As enjoyable as Moon Knight has been to watch, succinctly describing it has remained a challenge. It took half of its six-episode run to give its protagonist a clear goal, and with three episodes left, it was hard to know what the series is building to. Thankfully, a strong sense of direction has also resulted in one of the most purely fun episodes of Marvel TV to air this side of WandaVision, leading Steven Grant (Oscar Isaac) and Layla (May Calamawy) on a race to beat the villainous Arthur Harrow (Ethan Hawke) to Ammit’s tomb. Call it Marvel’s Indiana Jones, or Tomb Raider, or Uncharted — it’s half an hour of adventure-movie action, with weird monsters and death traps and forbidden treasure. Were this what the entirety of what Moon Knight turned out to be, that would’ve been a good show. But there’s another 15 minutes to see, and they turn the entire series on its head.
[Ed. note: Heavy spoilers for the fourth episode of Moon Knight follow]

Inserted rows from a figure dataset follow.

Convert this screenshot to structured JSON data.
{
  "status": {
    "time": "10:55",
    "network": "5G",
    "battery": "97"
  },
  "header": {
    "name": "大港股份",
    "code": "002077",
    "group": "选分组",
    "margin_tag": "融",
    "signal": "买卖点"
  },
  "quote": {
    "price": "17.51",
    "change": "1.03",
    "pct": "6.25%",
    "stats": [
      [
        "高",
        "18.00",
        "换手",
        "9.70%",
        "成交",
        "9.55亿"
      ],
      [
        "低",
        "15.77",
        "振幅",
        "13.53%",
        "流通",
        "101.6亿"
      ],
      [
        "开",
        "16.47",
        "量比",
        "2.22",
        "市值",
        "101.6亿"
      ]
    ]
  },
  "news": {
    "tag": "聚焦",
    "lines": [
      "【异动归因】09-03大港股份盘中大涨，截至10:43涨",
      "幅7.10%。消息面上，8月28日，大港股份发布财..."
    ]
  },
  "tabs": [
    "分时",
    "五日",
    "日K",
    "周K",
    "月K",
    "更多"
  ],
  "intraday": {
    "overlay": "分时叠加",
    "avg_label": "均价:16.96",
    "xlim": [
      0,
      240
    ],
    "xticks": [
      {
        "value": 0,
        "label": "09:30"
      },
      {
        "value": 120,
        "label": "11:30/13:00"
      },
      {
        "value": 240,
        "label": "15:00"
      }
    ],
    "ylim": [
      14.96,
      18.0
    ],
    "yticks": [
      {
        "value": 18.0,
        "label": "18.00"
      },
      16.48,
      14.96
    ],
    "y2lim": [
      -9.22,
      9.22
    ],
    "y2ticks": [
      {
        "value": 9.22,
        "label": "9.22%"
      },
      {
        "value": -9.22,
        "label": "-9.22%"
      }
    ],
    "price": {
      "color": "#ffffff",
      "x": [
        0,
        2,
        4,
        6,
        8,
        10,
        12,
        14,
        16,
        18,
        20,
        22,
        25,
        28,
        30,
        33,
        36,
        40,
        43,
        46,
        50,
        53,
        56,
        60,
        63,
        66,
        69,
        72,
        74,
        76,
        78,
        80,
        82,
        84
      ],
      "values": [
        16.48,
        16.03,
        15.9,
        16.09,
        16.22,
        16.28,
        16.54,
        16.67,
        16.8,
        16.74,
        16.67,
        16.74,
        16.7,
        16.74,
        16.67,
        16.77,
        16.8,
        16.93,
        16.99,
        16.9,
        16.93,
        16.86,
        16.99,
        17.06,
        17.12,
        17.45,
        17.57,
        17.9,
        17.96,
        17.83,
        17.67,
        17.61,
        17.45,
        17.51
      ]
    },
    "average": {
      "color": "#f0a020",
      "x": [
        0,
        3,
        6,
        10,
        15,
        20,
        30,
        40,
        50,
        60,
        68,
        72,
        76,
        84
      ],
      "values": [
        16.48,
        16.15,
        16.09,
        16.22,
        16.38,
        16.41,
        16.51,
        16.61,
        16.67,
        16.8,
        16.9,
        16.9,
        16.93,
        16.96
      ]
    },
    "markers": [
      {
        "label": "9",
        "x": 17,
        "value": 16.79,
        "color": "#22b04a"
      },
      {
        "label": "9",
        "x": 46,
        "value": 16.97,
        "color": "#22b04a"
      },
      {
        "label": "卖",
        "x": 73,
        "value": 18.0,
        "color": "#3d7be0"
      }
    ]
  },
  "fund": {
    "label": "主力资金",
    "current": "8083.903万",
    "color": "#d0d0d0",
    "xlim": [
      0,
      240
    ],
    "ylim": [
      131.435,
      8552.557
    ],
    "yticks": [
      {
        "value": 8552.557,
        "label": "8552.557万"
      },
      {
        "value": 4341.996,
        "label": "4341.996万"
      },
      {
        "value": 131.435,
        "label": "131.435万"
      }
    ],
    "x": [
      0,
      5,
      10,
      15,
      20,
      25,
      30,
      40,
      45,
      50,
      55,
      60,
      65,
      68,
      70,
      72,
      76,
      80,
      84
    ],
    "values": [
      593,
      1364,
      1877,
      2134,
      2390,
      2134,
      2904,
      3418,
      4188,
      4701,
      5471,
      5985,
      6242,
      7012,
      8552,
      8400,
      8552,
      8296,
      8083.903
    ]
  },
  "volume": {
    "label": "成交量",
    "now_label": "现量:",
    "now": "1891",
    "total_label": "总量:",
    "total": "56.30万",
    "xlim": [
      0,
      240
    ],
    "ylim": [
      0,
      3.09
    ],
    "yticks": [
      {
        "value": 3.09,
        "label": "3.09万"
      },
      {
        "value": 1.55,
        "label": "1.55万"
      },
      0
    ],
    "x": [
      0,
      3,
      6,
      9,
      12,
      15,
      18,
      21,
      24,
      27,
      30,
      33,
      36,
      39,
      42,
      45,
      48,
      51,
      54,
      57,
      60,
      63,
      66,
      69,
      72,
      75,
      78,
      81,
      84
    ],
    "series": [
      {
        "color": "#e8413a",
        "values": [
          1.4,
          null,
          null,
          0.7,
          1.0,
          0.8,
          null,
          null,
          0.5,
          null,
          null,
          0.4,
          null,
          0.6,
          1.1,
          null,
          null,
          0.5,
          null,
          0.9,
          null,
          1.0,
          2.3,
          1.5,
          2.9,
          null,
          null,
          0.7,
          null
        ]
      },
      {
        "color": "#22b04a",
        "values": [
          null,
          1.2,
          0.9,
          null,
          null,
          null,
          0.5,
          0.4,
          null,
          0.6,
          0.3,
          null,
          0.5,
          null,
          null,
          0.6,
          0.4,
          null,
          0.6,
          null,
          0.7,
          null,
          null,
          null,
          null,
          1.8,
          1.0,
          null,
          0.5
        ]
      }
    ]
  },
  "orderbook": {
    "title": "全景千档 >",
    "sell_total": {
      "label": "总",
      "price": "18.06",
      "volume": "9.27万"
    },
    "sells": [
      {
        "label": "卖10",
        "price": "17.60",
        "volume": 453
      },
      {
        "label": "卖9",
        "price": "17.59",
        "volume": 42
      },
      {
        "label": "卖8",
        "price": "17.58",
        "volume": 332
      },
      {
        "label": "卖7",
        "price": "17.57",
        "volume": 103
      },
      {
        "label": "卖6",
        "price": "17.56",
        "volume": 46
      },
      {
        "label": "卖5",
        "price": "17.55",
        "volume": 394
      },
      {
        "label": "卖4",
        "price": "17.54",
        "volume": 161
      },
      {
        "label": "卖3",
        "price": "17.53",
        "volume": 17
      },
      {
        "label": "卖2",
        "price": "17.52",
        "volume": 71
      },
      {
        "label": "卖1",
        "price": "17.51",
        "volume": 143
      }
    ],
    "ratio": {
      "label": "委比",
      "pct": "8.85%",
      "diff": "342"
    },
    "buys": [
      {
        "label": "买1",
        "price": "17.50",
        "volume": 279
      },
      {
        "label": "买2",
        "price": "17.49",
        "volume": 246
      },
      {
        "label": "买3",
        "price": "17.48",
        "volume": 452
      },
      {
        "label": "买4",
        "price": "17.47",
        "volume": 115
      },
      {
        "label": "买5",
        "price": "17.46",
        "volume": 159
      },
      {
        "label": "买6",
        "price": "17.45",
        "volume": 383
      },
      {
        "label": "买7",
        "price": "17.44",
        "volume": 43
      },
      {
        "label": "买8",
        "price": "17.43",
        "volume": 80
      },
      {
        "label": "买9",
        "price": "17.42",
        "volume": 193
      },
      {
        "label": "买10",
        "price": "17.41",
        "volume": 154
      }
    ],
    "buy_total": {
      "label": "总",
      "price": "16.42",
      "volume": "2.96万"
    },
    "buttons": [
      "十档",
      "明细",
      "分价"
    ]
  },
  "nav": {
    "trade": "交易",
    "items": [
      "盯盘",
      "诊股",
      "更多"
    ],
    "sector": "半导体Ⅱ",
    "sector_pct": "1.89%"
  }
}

What makes “The Tomb” such a good episode of Moon Knight isn’t simply because Ammit’s tomb has such a great series of setpieces, but because it’s also the place where every character’s arc collides. Steven, free of Khonshu and locking Marc out of his body, wants to prove himself the capable hero worthy of saving the day and beating Harrow to Ammit. Layla, while willing to help Steven, has also had her own question lingering in the background: who killed her father on an expedition long ago? Marc, forced in the background, continues to be in denial over how broken he is. Harrow tips over all these dominoes by finding Layla alone and suggesting that Marc Spector is responsible for her father’s death.
The revelation builds to a confrontation in front of Ammit’s sarcophagus, where Layla demands Marc take over from Steven to answer her questions. He tells her one of his mercenary partners “got greedy” and murdered everyone at the archeological site they were hired to raid, including Layla’s father; even Marc almost died out there.
Marc’s defense is an oblique retelling of Moon Knight’s origin story, one that Moon Knight has resisted telling in full until it’s relevant — which is admirable, if a bit frustrating. It’s also, unfortunately, the origin story of Marc’s relationship with Layla, as he wanted to tell her what happened but couldn’t, striking up a friendship and marriage out of his guilty conscience. Layla is furious to learn this, but their confrontation gives Harrow and his men enough time to catch up with, and shoot, Marc. He doesn’t die, but instead wakes up sedated in a psychiatric institution.
This last twist is the episode’s most exciting, but also most suspect. To those unaware of Moon Knight’s comic book history, the shift to an asylum might read as the series embracing a shopworn trope. TV characters being thrown into mental institutions for shock value goes back to the days of Buffy the Vampire Slayer and beyond. It’s an arresting visual that preys on both common fears and the social stigmatization of mental illness, and is usually wrapped up at the end of an episode, or perhaps a two-parter.
Moon Knight, however, has more reason than most to go here. For the first half of the series, Moon Knight has been reluctant to tip its hand towards any one influence. Deep-cut characters abound (last week’s antiquities collector, Anton Mogart, is better known in Marvel Comics as the masked thief Midnight Man) and series mainstays like Layla and Arthur Harrow (hell, even Steven Grant) are thoroughly transformed in this incarnation, giving Moon Knight its own unique texture. The series is not too steeped in the MCU, and not too beholden to comics lore. This is a strength that makes it potentially the most accessible MCU endeavor in some time, which makes its loose plotting and odd pacing all the more frustrating. But when Marc Spector wakes up in an asylum? It’s the sort of scene you can, like Leonardo DiCaprio in Once Upon A Time in Hollywood, finally sit up and point to an individual comic book story for.
That comic is 2016’s Moon Knight by Jeff Lemire and Greg Smallwood, a 14-issue series that began with Marc Spector in a strange asylum, where he was told his career as Moon Knight was a figment of his imagination. In “The Tomb,” the Disney Plus series gets about as close to straight adaptation as the MCU does, and while it may go no further than this brief scene, the moment is instructive.
Lemire and Smallwood’s comic was a story about acceptance, and in the final act of “The Tomb,” Marc Spector finds himself in the unbelievable situation of having Moon Knight’s villain as his psychiatrist and the events of the series a fiction; “Steven Grant” is even implied to be based on a pulp B-movie about an adventurer of the same name. Yet even in this state — powerless, in a drugged stupor — Marc Spector knows this isn’t right, and he needs to find help: in the form of Steven Grant, trapped in a sarcophagus deep in the institution. Here, in this labyrinth where Marc Spector finds his broken mind, Moon Knight inches towards an idea that may make it resonate when the credits finally roll on its last episode: that Marc Spector and Steven Grant need each other, if only to say that they aren’t okay, and maybe begin to heal.